The Pig Iron Theatre Company is widely regarded for its eccentric approach to theatre, and Zero Cost House is no exception. However, to compare and contrast the company’s most recent production to the two-dozen others which precede it would be but a comparison of apples to oranges. (“Bacon to sausages” may have been more fitting were I, perhaps, trying just a little too hard to spin an old cliché into a clever pun.)
From Flop (2002), a “three-woman clown extravaganza about the end of the universe” to Twelfth Night, or What You Will (2011), an appropriately drunken re-awakening of Shakespeare’s famous comedic play, Pig Iron productions are widely varied but often celebrated for their often-raucous and always-unique approach to theatre.
Zero Cost House, which premiered last week at the widely-celebrated Philadelphia Live Arts Fest, is the result of a collaborative effort between the Pig Iron Theatre Company and Japanese playwright, Toshiki Okada, to create a contemporary and very loose re-reading of Henry David Thoreau’s Walden.
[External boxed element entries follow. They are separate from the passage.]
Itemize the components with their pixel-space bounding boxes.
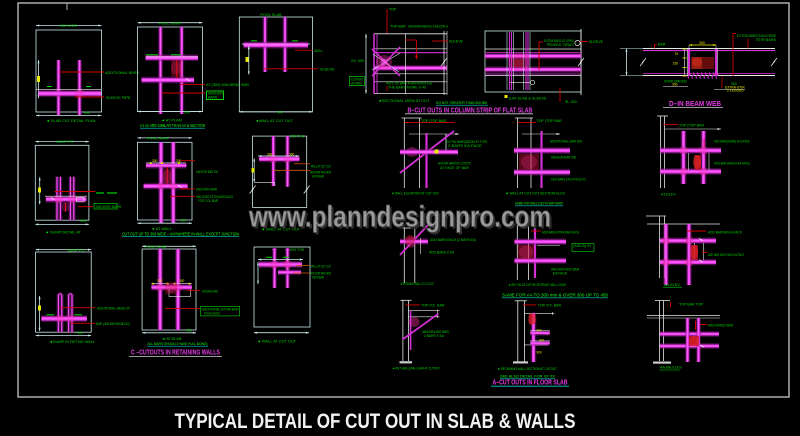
svg-text:◄WALL AT CUT OUT: ◄WALL AT CUT OUT [255,118,294,123]
svg-text:ANCHORED BAR: ANCHORED BAR [708,323,733,327]
svg-text:ADD BAR BARS A EA FACE): ADD BAR BARS A EA FACE) [714,162,750,166]
svg-text:TOP (TOP BAR: TOP (TOP BAR [537,119,563,123]
svg-text:POOL SLAB: POOL SLAB [260,13,282,17]
svg-text:SUMP PIT: SUMP PIT [56,140,75,144]
svg-text:WALL AT CUT OUT: WALL AT CUT OUT [311,164,331,168]
svg-text:D–IN BEAM WEB: D–IN BEAM WEB [669,101,721,108]
svg-text:◄ SUMP DETAIL AT: ◄ SUMP DETAIL AT [45,229,82,234]
svg-text:900: 900 [77,331,83,335]
svg-text:ADD BARS/B EA FACE: ADD BARS/B EA FACE [708,230,743,234]
svg-text:ADD BARS(ADDN) B EA FACE: ADD BARS(ADDN) B EA FACE [714,140,750,144]
svg-text:900: 900 [277,111,283,115]
svg-text:◄SUMP IN RETNG WALL: ◄SUMP IN RETNG WALL [49,339,96,344]
svg-text:§ AT SLAB & SLEEVE: § AT SLAB & SLEEVE [509,96,547,100]
svg-text:[ADD B] XX: [ADD B] XX [574,244,592,248]
svg-text:SLEEVE: SLEEVE [320,68,335,72]
svg-text:900 WIDE: 900 WIDE [60,24,78,28]
svg-text:300: 300 [672,83,678,87]
svg-text:40 MIN: 40 MIN [351,81,362,85]
svg-text:SEE ALSO DETAIL FOR XX XX: SEE ALSO DETAIL FOR XX XX [500,374,555,379]
svg-text:900: 900 [84,111,90,115]
svg-text:POOL SUMP: POOL SUMP [159,21,182,25]
svg-text:2 BARS EA FACE: 2 BARS EA FACE [448,144,483,148]
svg-text:WALL AT CUT OUT: WALL AT CUT OUT [311,264,331,268]
svg-text:ADD BARS ABOVE & BELOW. A: ADD BARS ABOVE & BELOW. A [408,25,448,29]
svg-text:ADD BAR: ADD BAR [312,175,324,179]
svg-text:ADD BAR: ADD BAR [312,276,324,280]
svg-text:C –CUTOUTS IN RETAINING WALLS: C –CUTOUTS IN RETAINING WALLS [131,350,220,357]
svg-text:TOP BAR: TOP BAR [390,25,406,29]
svg-text:TOP (TOP BAR: TOP (TOP BAR [679,123,705,127]
svg-text:900: 900 [186,328,192,332]
svg-text:ADDITIONAL BARS: ADDITIONAL BARS [105,71,140,75]
svg-text:2-LEGGED: 2-LEGGED [727,89,744,93]
svg-text:◄ RET WALL(WALL BAR AT CUTOUT: ◄ RET WALL(WALL BAR AT CUTOUT [392,366,441,370]
svg-text:AT (300) MIN BEND BAR: AT (300) MIN BEND BAR [206,83,249,87]
svg-text:900: 900 [184,110,190,114]
svg-text:SL-300: SL-300 [565,100,577,104]
svg-text:300: 300 [539,339,545,343]
svg-text:300: 300 [267,152,273,156]
svg-text:ADDITIONAL BAR 300: ADDITIONAL BAR 300 [550,140,582,144]
svg-text:ANCHOR BARS: ANCHOR BARS [96,205,122,209]
svg-text:ALL BARS SHOULD HAVE FULL BOND: ALL BARS SHOULD HAVE FULL BOND) [148,341,209,346]
svg-text:ANCHOR BAR(THE CUTOUT): ANCHOR BAR(THE CUTOUT) [438,161,471,165]
svg-text:TOP /XX. BAR: TOP /XX. BAR [538,304,562,308]
svg-text:300: 300 [179,279,185,283]
svg-text:TYPICAL DETAIL OF CUT OUT IN S: TYPICAL DETAIL OF CUT OUT IN SLAB & WALL… [175,409,576,433]
svg-text:XX. 300: XX. 300 [351,59,364,63]
svg-text:BARS: BARS [208,95,218,99]
svg-text:TOP (TOP BAR: TOP (TOP BAR [421,119,447,123]
svg-text:AT EACH FACE: AT EACH FACE [204,312,220,316]
svg-text:◄ AT PLAN: ◄ AT PLAN [161,117,182,122]
svg-text:EA FACE: EA FACE [553,271,568,275]
svg-text:150: 150 [673,62,679,66]
svg-text:◄ SLAB CUT DETAIL PLAN: ◄ SLAB CUT DETAIL PLAN [46,118,96,123]
svg-text:300: 300 [699,41,705,45]
svg-text:CUT OUT UP TO 300 WIDE – ANYWH: CUT OUT UP TO 300 WIDE – ANYWHERE IN WAL… [122,231,239,236]
svg-text:◄ WALL AT CUT OUT SECTION ELEV: ◄ WALL AT CUT OUT SECTION ELEV [505,191,565,195]
svg-text:300: 300 [289,152,295,156]
svg-text:300×: 300× [314,49,323,53]
svg-text:TOP /XX. BAR: TOP /XX. BAR [421,304,445,308]
svg-text:A–CUT OUTS IN FLOOR SLAB: A–CUT OUTS IN FLOOR SLAB [493,380,568,387]
svg-text:www.planndesignpro.com: www.planndesignpro.com [248,201,551,234]
svg-text:◄ AT WALL: ◄ AT WALL [151,226,173,231]
svg-text:TOP: TOP [389,8,397,12]
svg-text:BAR: BAR [658,43,666,47]
svg-text:A1 A2 ARE SIMILAR THAN AA & SE: A1 A2 ARE SIMILAR THAN AA & SECTION [140,123,205,128]
svg-text:SLEEVE: SLEEVE [449,39,464,43]
svg-text:◄ RETAINING WALL AT CUT OUT: ◄ RETAINING WALL AT CUT OUT [400,282,434,286]
svg-text:ADD BAR EACH WAY EA FACE: ADD BAR EACH WAY EA FACE [708,253,744,257]
svg-text:2 BARS X EA: 2 BARS X EA [424,334,445,338]
svg-text:PROVIDE AT TOP&BOT: PROVIDE AT TOP&BOT [547,43,574,47]
svg-text:BAR (300.MIN BEND AT): BAR (300.MIN BEND AT) [96,322,130,326]
svg-text:◄SECTIONAL VIEW AT CUT: ◄SECTIONAL VIEW AT CUT [378,98,430,103]
svg-text:B–CUT OUTS IN COLUMN STRIP OF: B–CUT OUTS IN COLUMN STRIP OF FLAT SLAB [408,107,533,114]
svg-text:◄ WALL ELEVATION AT CUT OUT: ◄ WALL ELEVATION AT CUT OUT [391,191,440,195]
svg-text:THE BARS MORE X 40: THE BARS MORE X 40 [388,86,426,90]
svg-text:◄ WALL AT CUT OUT: ◄ WALL AT CUT OUT [257,338,297,343]
svg-text:ANCHOR BAR: ANCHOR BAR [196,188,217,192]
svg-text:300: 300 [157,279,163,283]
svg-text:AT.ELEV: AT.ELEV [661,193,676,197]
svg-text:SLEEVE: SLEEVE [589,40,604,44]
svg-text:AT FACE OF BAR: AT FACE OF BAR [440,166,469,170]
svg-text:◄ RET WL AT CUT RE-ENTRANT WAL: ◄ RET WL AT CUT RE-ENTRANT WALL X BAR [508,283,566,287]
svg-text:POOL SUMP: POOL SUMP [147,137,170,141]
svg-text:300: 300 [152,159,158,163]
svg-text:200 THK: 200 THK [290,134,305,138]
svg-text:900: 900 [180,218,186,222]
svg-text:◄ RETAINING WALL SECTION AT CU: ◄ RETAINING WALL SECTION AT CUTOUT [497,367,558,371]
svg-text:300: 300 [536,329,542,333]
svg-text:ADD BARS EACH FACE XX: ADD BARS EACH FACE XX [551,178,586,182]
svg-text:↔: ↔ [545,332,548,336]
svg-text:ANCHOR BAR 300: ANCHOR BAR 300 [551,156,576,160]
svg-text:DO NOT GREATER THAN 300 MM: DO NOT GREATER THAN 300 MM [436,100,487,105]
svg-text:ADDITIONAL BARS XX: ADDITIONAL BARS XX [97,307,130,311]
svg-text:TOP BAR TOP: TOP BAR TOP [679,303,704,307]
svg-text:ADD BARS 2 EA: ADD BARS 2 EA [429,251,455,255]
svg-text:HOR [ADD BAR: HOR [ADD BAR [202,289,218,293]
svg-text:SLEEVE PIPE: SLEEVE PIPE [106,96,131,100]
svg-text:200 THK: 200 THK [290,248,305,252]
svg-text:ADD BARS EACH (2 BARS EA): ADD BARS EACH (2 BARS EA) [430,238,476,242]
svg-text:AA.ELEV: AA.ELEV [664,283,680,287]
svg-text:300: 300 [536,350,542,354]
svg-text:75: 75 [674,52,678,56]
svg-text:900: 900 [80,219,86,223]
svg-text:POOL SLAB: POOL SLAB [145,245,167,249]
svg-text:300: 300 [176,159,182,163]
svg-text:STIR BARS: STIR BARS [756,38,777,42]
svg-text:ANCHOR BAR 300: ANCHOR BAR 300 [196,170,218,174]
svg-text:AA.BB.ELEV: AA.BB.ELEV [660,366,682,370]
svg-text:SAME FOR AA TO 300 mm & OVER 3: SAME FOR AA TO 300 mm & OVER 300 UP TO 4… [502,292,609,297]
svg-text:FOR COL BAR: FOR COL BAR [198,199,218,203]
Described as “an elusive work of autobiography,” Zero Cost House consists of non-linear vignettes that follow the lives of a group of young people in Tokyo whose stories intersect, but do not necessarily reach a conclusion, forcing audiences to disregard the notion that narratives simply end when the final curtain drops — a challenge that, without context, may elicit intrigue and frustration in equal measure.
“Toshiki Okada seems to write plays about nothing, about really minute, very interior and slight things, but there’s something very substantial moving underneath the surface that’s rarely pointed to in the text,” Zero Cost House director, Dan Rothenberg, said in a recent interview with Culturebot.
Written by Okada in the aftermath of the tsunami that devastated Japan in 2011, but set around the time of the United States invasion of Iraq earlier in the decade, Zero Cost House explores the seemingly-unremarkable aspects of our daily lives — the negative space that exists between the threads that connect us to one another and the greater world that surrounds us.
“Sometimes Pig Iron plays with subtle acting states, looking for a way to sensitize audiences to moments of life which are almost invisible. That’s what Toshiki Okada does, he makes the invisible visible. And that’s why we’re drawn to him,” Rothenberg said.
Zero Cost House is a departure from all things conventional; an exploration of frontiers in theatre that have rarely, if ever, been touched. This year’s RIAF presents the opportunity to be amongst the first to experience the play on four separate occasions, with tickets starting at just $35.